GOP Bans Independents
from Voting Republican
- As the California GOP keeps shrinking and shrinking we see the corrupt Elites that run this clown house of a party keeping millions of independent voters from voting Republican in the primary. After all who needs new voters?
(Bill Moyers.com) - Though California has long been a grand prize of presidential campaigns — “the big enchilada,” as Richard Nixon put it — in most elections, the state’s June primary has kept its voters from having much say in picking the presidential nominees.
But in a year when Golden State voters could well determine whether Donald Trump gets enough delegates to win the Republican presidential nomination, party officials are limiting who can participate in their presidential primary. In doing so, they appear to be operating in express opposition to the will of California voters.
The brewing controversy has implications not just for the Republican nomination fight but for a national effort to reform what many critics regard as an exclusionary primary process that depresses voter participation and encourages hyper-partisanship.
California has been in the vanguard of the reform effort. Under Proposition 14, approved by state voters in 2010, all candidates, regardless of party, run in the same primary in which all voters, regardless of party, get to cast ballots. The top two vote-getters advance to the general election— a move with the stated aim of encouraging the election of more moderate, less extreme candidates.
Independents will not be able to vote for The Donald |
The system covers elections for most offices, including US Senate, Congress, governor and state legislature. But not presidential primaries. The rules for those contests are left up to the parties, and this year California’s Democrats and Republicans have decided to play by different sets of rules. Those differences mean more than twice as many Californians, 11.5 million, will be eligible to vote in the Democratic primary as in the Republican primary, 4.8 million.
Many registered voters may not realize they can’t cast the ballot they want until it is too late.
“Independent voters, some of them are going to face a rude awakening when they’re used to being able to vote for whoever they want but cannot do that for the presidential primary,” said Richard Hasen, elections expert at the University of California-Irvine law school. “I think people are going to be complaining, ‘What do you mean I don’t get this ballot?'”
The state Republican Party allows only registered Republicans to cast ballots for the party’s presidential nomination, while the Democratic Party allows independent voters as well as registered Democrats to cast ballots in the race between Hillary Clinton and Bernie Sanders. As in other states, each party selects how its delegates are awarded based on the voting.
Democrats have 43 percent of California’s registered voters, or 7.4 million, according to figures from the secretary of state’s office. The party exercised its right under state law to open the primary to another 4.1 million voters – those registered as having no party preference. Independents are the fastest growing group of voters in California. Since 2008, their numbers have increased by more than 1 million.
The once dominant Republican party has seen its registration decline to 4.8 million.

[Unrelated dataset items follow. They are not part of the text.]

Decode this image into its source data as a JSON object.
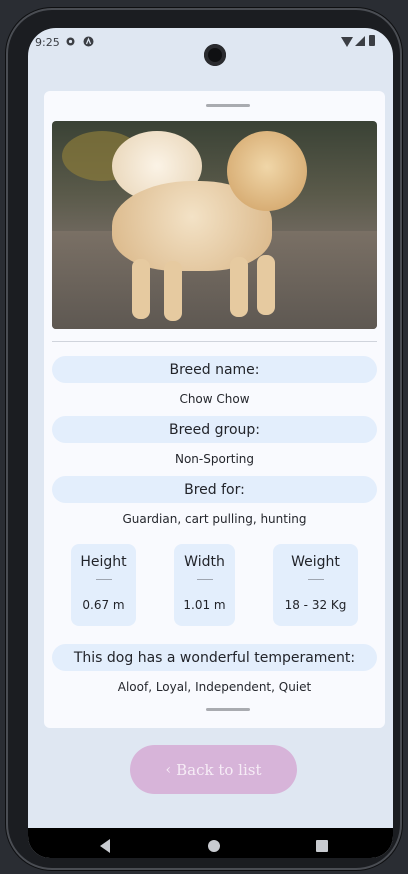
{
  "status_bar": {
    "time": "9:25",
    "settings_icon": "gear-icon",
    "app_icon": "a-icon",
    "wifi_icon": "wifi-icon",
    "signal_icon": "signal-icon",
    "battery_icon": "battery-icon"
  },
  "breed": {
    "name_label": "Breed name:",
    "name": "Chow Chow",
    "group_label": "Breed group:",
    "group": "Non-Sporting",
    "bred_for_label": "Bred for:",
    "bred_for": "Guardian, cart pulling, hunting"
  },
  "stats": {
    "height_label": "Height",
    "height_value": "0.67 m",
    "width_label": "Width",
    "width_value": "1.01 m",
    "weight_label": "Weight",
    "weight_value": "18 - 32 Kg"
  },
  "temperament": {
    "label": "This dog has a wonderful temperament:",
    "value": "Aloof, Loyal, Independent, Quiet"
  },
  "back_button": {
    "chevron": "‹",
    "label": "Back to list"
  },
  "colors": {
    "screen_bg": "#dfe7f2",
    "pill_bg": "#e3eefc",
    "button_bg": "#d7b4d9"
  }
}
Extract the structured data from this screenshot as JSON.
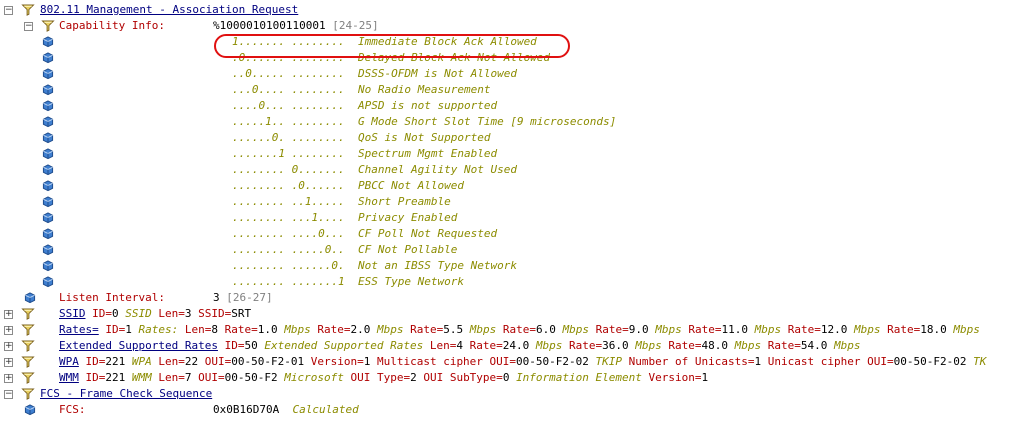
{
  "tree": {
    "mgmt": {
      "label": "802.11 Management - Association Request"
    },
    "capability": {
      "name": "Capability Info:",
      "value": "%1000010100110001",
      "range": "[24-25]",
      "bits": [
        {
          "bits": "1....... ........",
          "desc": "Immediate Block Ack Allowed"
        },
        {
          "bits": ".0...... ........",
          "desc": "Delayed Block Ack Not Allowed"
        },
        {
          "bits": "..0..... ........",
          "desc": "DSSS-OFDM is Not Allowed"
        },
        {
          "bits": "...0.... ........",
          "desc": "No Radio Measurement"
        },
        {
          "bits": "....0... ........",
          "desc": "APSD is not supported"
        },
        {
          "bits": ".....1.. ........",
          "desc": "G Mode Short Slot Time [9 microseconds]"
        },
        {
          "bits": "......0. ........",
          "desc": "QoS is Not Supported"
        },
        {
          "bits": ".......1 ........",
          "desc": "Spectrum Mgmt Enabled"
        },
        {
          "bits": "........ 0.......",
          "desc": "Channel Agility Not Used"
        },
        {
          "bits": "........ .0......",
          "desc": "PBCC Not Allowed"
        },
        {
          "bits": "........ ..1.....",
          "desc": "Short Preamble"
        },
        {
          "bits": "........ ...1....",
          "desc": "Privacy Enabled"
        },
        {
          "bits": "........ ....0...",
          "desc": "CF Poll Not Requested"
        },
        {
          "bits": "........ .....0..",
          "desc": "CF Not Pollable"
        },
        {
          "bits": "........ ......0.",
          "desc": "Not an IBSS Type Network"
        },
        {
          "bits": "........ .......1",
          "desc": "ESS Type Network"
        }
      ]
    },
    "listen": {
      "name": "Listen Interval:",
      "value": "3",
      "range": "[26-27]"
    },
    "ssid": {
      "link": "SSID",
      "p1k": "ID=",
      "p1v": "0",
      "p2": "SSID",
      "p3k": "Len=",
      "p3v": "3",
      "p4k": "SSID=",
      "p4v": "SRT"
    },
    "rates": {
      "link": "Rates=",
      "idk": "ID=",
      "idv": "1",
      "it": "Rates:",
      "lenk": "Len=",
      "lenv": "8",
      "items": [
        {
          "k": "Rate=",
          "v": "1.0",
          "u": "Mbps"
        },
        {
          "k": "Rate=",
          "v": "2.0",
          "u": "Mbps"
        },
        {
          "k": "Rate=",
          "v": "5.5",
          "u": "Mbps"
        },
        {
          "k": "Rate=",
          "v": "6.0",
          "u": "Mbps"
        },
        {
          "k": "Rate=",
          "v": "9.0",
          "u": "Mbps"
        },
        {
          "k": "Rate=",
          "v": "11.0",
          "u": "Mbps"
        },
        {
          "k": "Rate=",
          "v": "12.0",
          "u": "Mbps"
        },
        {
          "k": "Rate=",
          "v": "18.0",
          "u": "Mbps"
        }
      ]
    },
    "ext": {
      "link": "Extended Supported Rates",
      "idk": "ID=",
      "idv": "50",
      "it": "Extended Supported Rates",
      "lenk": "Len=",
      "lenv": "4",
      "items": [
        {
          "k": "Rate=",
          "v": "24.0",
          "u": "Mbps"
        },
        {
          "k": "Rate=",
          "v": "36.0",
          "u": "Mbps"
        },
        {
          "k": "Rate=",
          "v": "48.0",
          "u": "Mbps"
        },
        {
          "k": "Rate=",
          "v": "54.0",
          "u": "Mbps"
        }
      ]
    },
    "wpa": {
      "link": "WPA",
      "idk": "ID=",
      "idv": "221",
      "it": "WPA",
      "lenk": "Len=",
      "lenv": "22",
      "ouik": "OUI=",
      "ouiv": "00-50-F2-01",
      "verk": "Version=",
      "verv": "1",
      "mck": "Multicast cipher OUI=",
      "mcv": "00-50-F2-02",
      "mcit": "TKIP",
      "nuk": "Number of Unicasts=",
      "nuv": "1",
      "uck": "Unicast cipher OUI=",
      "ucv": "00-50-F2-02",
      "tail": "TK"
    },
    "wmm": {
      "link": "WMM",
      "idk": "ID=",
      "idv": "221",
      "it": "WMM",
      "lenk": "Len=",
      "lenv": "7",
      "ouik": "OUI=",
      "ouiv": "00-50-F2",
      "ouiit": "Microsoft",
      "typek": "OUI Type=",
      "typev": "2",
      "subk": "OUI SubType=",
      "subv": "0",
      "subit": "Information Element",
      "verk": "Version=",
      "verv": "1"
    },
    "fcs": {
      "label": "FCS - Frame Check Sequence",
      "name": "FCS:",
      "value": "0x0B16D70A",
      "status": "Calculated"
    }
  },
  "colors": {
    "link": "#000080",
    "field": "#b00000",
    "italic": "#8c8c00",
    "range": "#808080",
    "highlight": "#e01010"
  },
  "icons": {
    "expander": "minus-box",
    "folder": "filter-icon",
    "field": "cube-icon"
  }
}
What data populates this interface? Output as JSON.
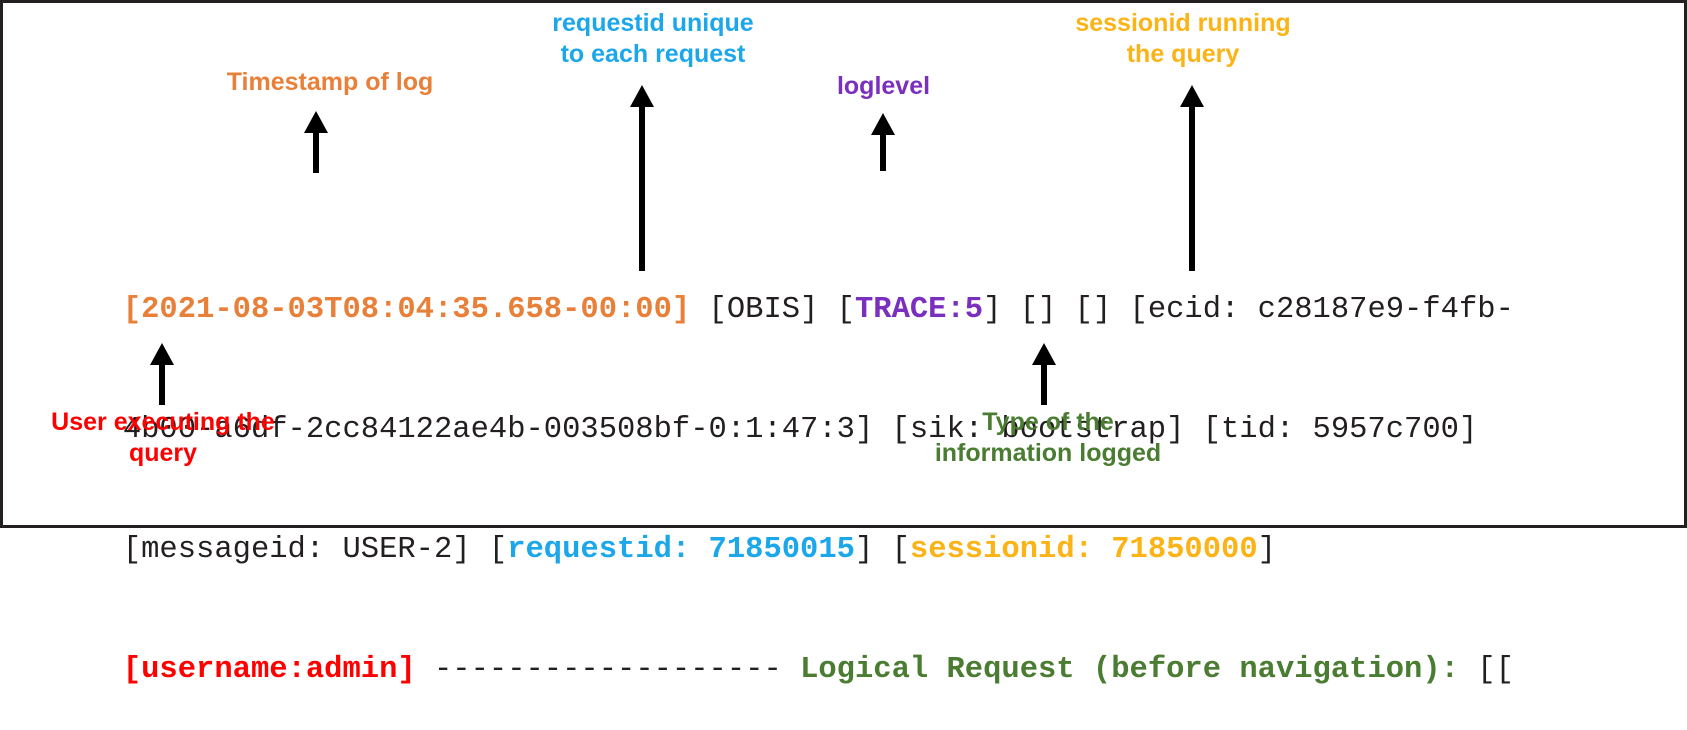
{
  "log": {
    "line1": [
      {
        "text": "[2021-08-03T08:04:35.658-00:00]",
        "style": "orange"
      },
      {
        "text": " [OBIS] [",
        "style": "plain"
      },
      {
        "text": "TRACE:5",
        "style": "purple"
      },
      {
        "text": "] [] [] [ecid: c28187e9-f4fb-",
        "style": "plain"
      }
    ],
    "line2": [
      {
        "text": "4b00-a6df-2cc84122ae4b-003508bf-0:1:47:3] [sik: bootstrap] [tid: 5957c700]",
        "style": "plain"
      }
    ],
    "line3": [
      {
        "text": "[messageid: USER-2] [",
        "style": "plain"
      },
      {
        "text": "requestid: 71850015",
        "style": "cyan"
      },
      {
        "text": "] [",
        "style": "plain"
      },
      {
        "text": "sessionid: 71850000",
        "style": "gold"
      },
      {
        "text": "]",
        "style": "plain"
      }
    ],
    "line4": [
      {
        "text": "[username:admin]",
        "style": "red"
      },
      {
        "text": " ------------------- ",
        "style": "dashes"
      },
      {
        "text": "Logical Request (before navigation):",
        "style": "green"
      },
      {
        "text": " [[",
        "style": "plain"
      }
    ]
  },
  "annotations": {
    "timestamp": {
      "label": "Timestamp of log",
      "color": "#e8803a"
    },
    "requestid": {
      "label": "requestid unique\nto each request",
      "color": "#1ca7ea"
    },
    "loglevel": {
      "label": "loglevel",
      "color": "#7b2fbe"
    },
    "sessionid": {
      "label": "sessionid running\nthe query",
      "color": "#fbb316"
    },
    "username": {
      "label": "User executing the\nquery",
      "color": "#ff0000"
    },
    "logtype": {
      "label": "Type of the\ninformation logged",
      "color": "#4a7c32"
    }
  },
  "icons": {
    "arrow_up": "arrow-up-icon"
  }
}
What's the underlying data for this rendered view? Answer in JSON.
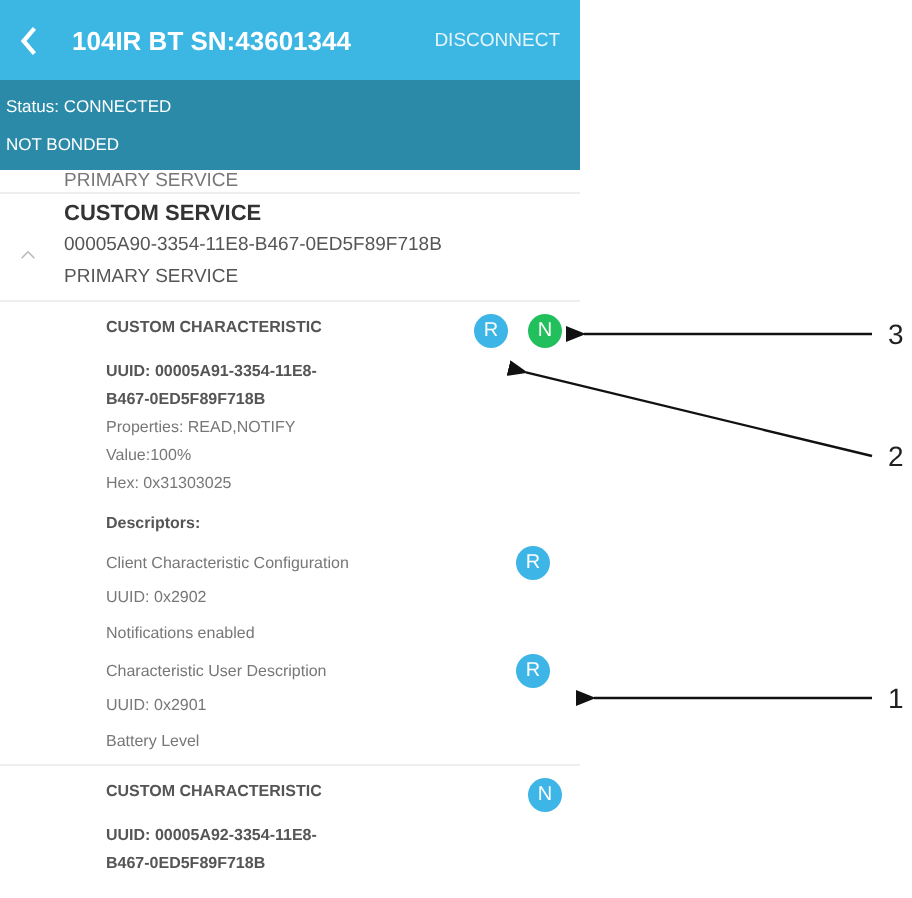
{
  "header": {
    "title": "104IR BT SN:43601344",
    "action": "DISCONNECT"
  },
  "status": [
    "Status: CONNECTED",
    "NOT BONDED"
  ],
  "partial_service_type": "PRIMARY SERVICE",
  "service": {
    "name": "CUSTOM SERVICE",
    "uuid": "00005A90-3354-11E8-B467-0ED5F89F718B",
    "type": "PRIMARY SERVICE",
    "expanded": true
  },
  "characteristics": [
    {
      "name": "CUSTOM CHARACTERISTIC",
      "badges": [
        {
          "letter": "R",
          "color": "#3db5e6"
        },
        {
          "letter": "N",
          "color": "#22c05c"
        }
      ],
      "uuid": [
        "UUID: 00005A91-3354-11E8-",
        "B467-0ED5F89F718B"
      ],
      "details": [
        "Properties: READ,NOTIFY",
        "Value:100%",
        "Hex: 0x31303025"
      ],
      "descriptors_title": "Descriptors:",
      "descriptors": [
        {
          "name": "Client Characteristic Configuration",
          "badge": {
            "letter": "R",
            "color": "#3db5e6"
          },
          "uuid": "UUID: 0x2902",
          "value": "Notifications enabled"
        },
        {
          "name": "Characteristic User Description",
          "badge": {
            "letter": "R",
            "color": "#3db5e6"
          },
          "uuid": "UUID: 0x2901",
          "value": "Battery Level"
        }
      ]
    },
    {
      "name": "CUSTOM CHARACTERISTIC",
      "badges": [
        {
          "letter": "N",
          "color": "#3db5e6"
        }
      ],
      "uuid": [
        "UUID: 00005A92-3354-11E8-",
        "B467-0ED5F89F718B"
      ]
    }
  ],
  "callouts": [
    "3",
    "2",
    "1"
  ]
}
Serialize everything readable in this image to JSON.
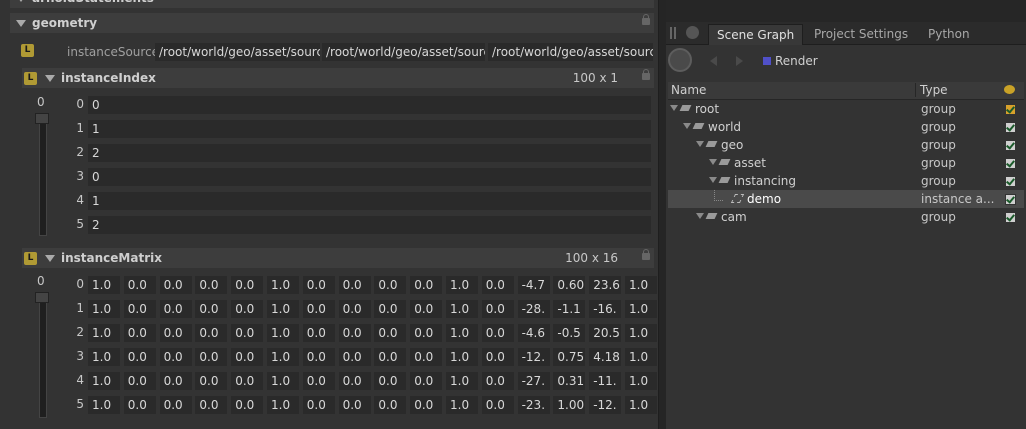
{
  "left": {
    "partial_header": "arnoldStatements",
    "geometry": {
      "title": "geometry",
      "badge": "L",
      "instanceSource_label": "instanceSource",
      "instanceSource_values": [
        "/root/world/geo/asset/source",
        "/root/world/geo/asset/source",
        "/root/world/geo/asset/source"
      ]
    },
    "instanceIndex": {
      "title": "instanceIndex",
      "badge": "L",
      "dims": "100  x 1",
      "slider_value": "0",
      "rows": [
        {
          "index": "0",
          "value": "0"
        },
        {
          "index": "1",
          "value": "1"
        },
        {
          "index": "2",
          "value": "2"
        },
        {
          "index": "3",
          "value": "0"
        },
        {
          "index": "4",
          "value": "1"
        },
        {
          "index": "5",
          "value": "2"
        }
      ]
    },
    "instanceMatrix": {
      "title": "instanceMatrix",
      "badge": "L",
      "dims": "100  x 16",
      "slider_value": "0",
      "rows": [
        {
          "index": "0",
          "values": [
            "1.0",
            "0.0",
            "0.0",
            "0.0",
            "0.0",
            "1.0",
            "0.0",
            "0.0",
            "0.0",
            "0.0",
            "1.0",
            "0.0",
            "-4.7",
            "0.60",
            "23.6",
            "1.0"
          ]
        },
        {
          "index": "1",
          "values": [
            "1.0",
            "0.0",
            "0.0",
            "0.0",
            "0.0",
            "1.0",
            "0.0",
            "0.0",
            "0.0",
            "0.0",
            "1.0",
            "0.0",
            "-28.",
            "-1.1",
            "-16.",
            "1.0"
          ]
        },
        {
          "index": "2",
          "values": [
            "1.0",
            "0.0",
            "0.0",
            "0.0",
            "0.0",
            "1.0",
            "0.0",
            "0.0",
            "0.0",
            "0.0",
            "1.0",
            "0.0",
            "-4.6",
            "-0.5",
            "20.5",
            "1.0"
          ]
        },
        {
          "index": "3",
          "values": [
            "1.0",
            "0.0",
            "0.0",
            "0.0",
            "0.0",
            "1.0",
            "0.0",
            "0.0",
            "0.0",
            "0.0",
            "1.0",
            "0.0",
            "-12.",
            "0.75",
            "4.18",
            "1.0"
          ]
        },
        {
          "index": "4",
          "values": [
            "1.0",
            "0.0",
            "0.0",
            "0.0",
            "0.0",
            "1.0",
            "0.0",
            "0.0",
            "0.0",
            "0.0",
            "1.0",
            "0.0",
            "-27.",
            "0.31",
            "-11.",
            "1.0"
          ]
        },
        {
          "index": "5",
          "values": [
            "1.0",
            "0.0",
            "0.0",
            "0.0",
            "0.0",
            "1.0",
            "0.0",
            "0.0",
            "0.0",
            "0.0",
            "1.0",
            "0.0",
            "-23.",
            "1.00",
            "-12.",
            "1.0"
          ]
        }
      ]
    }
  },
  "right": {
    "tabs": [
      "Scene Graph",
      "Project Settings",
      "Python"
    ],
    "active_tab": "Scene Graph",
    "render_label": "Render",
    "render_color": "#5050c8",
    "columns": {
      "name": "Name",
      "type": "Type"
    },
    "tree": [
      {
        "name": "root",
        "type": "group",
        "depth": 0,
        "checked": true,
        "check_color": "orange"
      },
      {
        "name": "world",
        "type": "group",
        "depth": 1,
        "checked": true
      },
      {
        "name": "geo",
        "type": "group",
        "depth": 2,
        "checked": true
      },
      {
        "name": "asset",
        "type": "group",
        "depth": 3,
        "checked": true
      },
      {
        "name": "instancing",
        "type": "group",
        "depth": 3,
        "checked": true
      },
      {
        "name": "demo",
        "type": "instance a...",
        "depth": 4,
        "checked": true,
        "selected": true
      },
      {
        "name": "cam",
        "type": "group",
        "depth": 2,
        "checked": true
      }
    ]
  }
}
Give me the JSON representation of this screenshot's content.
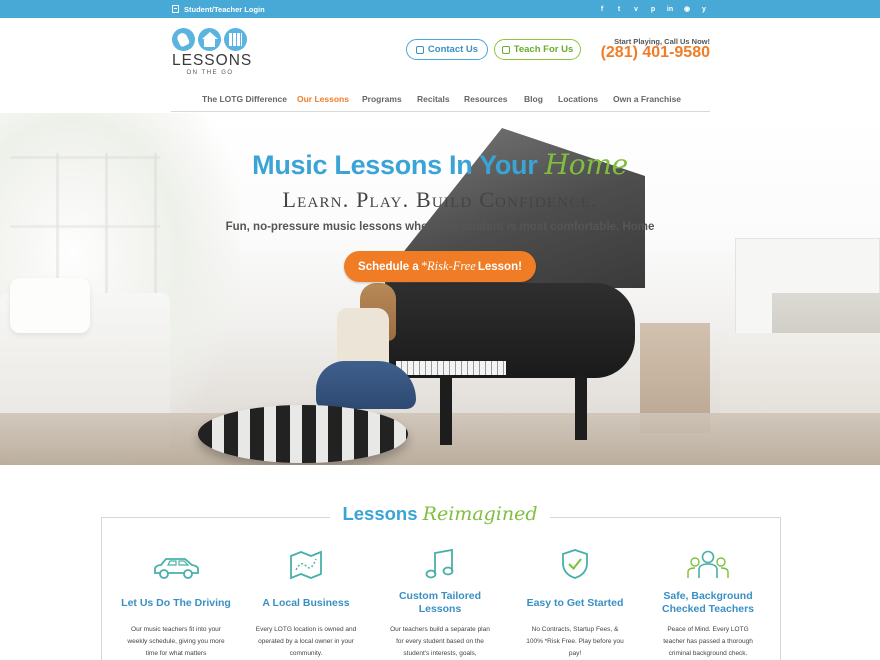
{
  "topbar": {
    "login_label": "Student/Teacher Login",
    "social_icons": [
      "facebook-icon",
      "twitter-icon",
      "vimeo-icon",
      "pinterest-icon",
      "linkedin-icon",
      "instagram-icon",
      "yelp-icon"
    ],
    "social_glyphs": [
      "f",
      "t",
      "v",
      "p",
      "in",
      "◉",
      "y"
    ],
    "bg_color": "#48a8d6"
  },
  "header": {
    "logo_text": "LESSONS",
    "logo_subtext": "ON THE GO",
    "contact_label": "Contact Us",
    "teach_label": "Teach For Us",
    "call_label": "Start Playing, Call Us Now!",
    "phone": "(281) 401-9580"
  },
  "nav": {
    "items": [
      {
        "label": "The LOTG Difference"
      },
      {
        "label": "Our Lessons"
      },
      {
        "label": "Programs"
      },
      {
        "label": "Recitals"
      },
      {
        "label": "Resources"
      },
      {
        "label": "Blog"
      },
      {
        "label": "Locations"
      },
      {
        "label": "Own a Franchise"
      }
    ],
    "active": "Our Lessons"
  },
  "hero": {
    "title_main": "Music Lessons In Your ",
    "title_accent": "Home",
    "subtitle": "Learn. Play. Build Confidence.",
    "description": "Fun, no-pressure music lessons where the student is most comfortable. Home",
    "cta_prefix": "Schedule a ",
    "cta_accent": "*Risk-Free",
    "cta_suffix": " Lesson!"
  },
  "lessons": {
    "title_main": "Lessons ",
    "title_accent": "Reimagined",
    "features": [
      {
        "icon": "car-icon",
        "title": "Let Us Do The Driving",
        "desc": "Our music teachers fit into your weekly schedule, giving you more time for what matters"
      },
      {
        "icon": "map-icon",
        "title": "A Local Business",
        "desc": "Every LOTG location is owned and operated by a local owner in your community."
      },
      {
        "icon": "music-note-icon",
        "title": "Custom Tailored Lessons",
        "desc": "Our teachers build a separate plan for every student based on the student's interests, goals,"
      },
      {
        "icon": "shield-check-icon",
        "title": "Easy to Get Started",
        "desc": "No Contracts, Startup Fees, & 100% *Risk Free. Play before you pay!"
      },
      {
        "icon": "people-icon",
        "title": "Safe, Background Checked Teachers",
        "desc": "Peace of Mind. Every LOTG teacher has passed a thorough criminal background check."
      }
    ]
  },
  "colors": {
    "brand_blue": "#3aa4d6",
    "brand_green": "#7fbf3d",
    "brand_orange": "#f07c26"
  }
}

The decision to hold a closed presidential primary means that fewer than 28 percent of the state’s 17.3 million registered voters are eligible to make the potentially momentous decision about Trump. Pitney theorizes it could hurt the insurgent by limiting his ability to draw new voters into the process. “In other states Trump has tended to do better among people who were not registered Republicans,” he said.
State Sen. Anthony Cannella, a Republican from Ceres in the Central Valley, said in a statement released by the Independent Voter Project that “the state shouldn’t be in the business of disenfranchising voters who’ve chosen to not belong to a party from voicing their opinion in the presidential primary.”
California Republican Party Chairman Jim Brulte, a former state senator, declined to be interviewed for this article.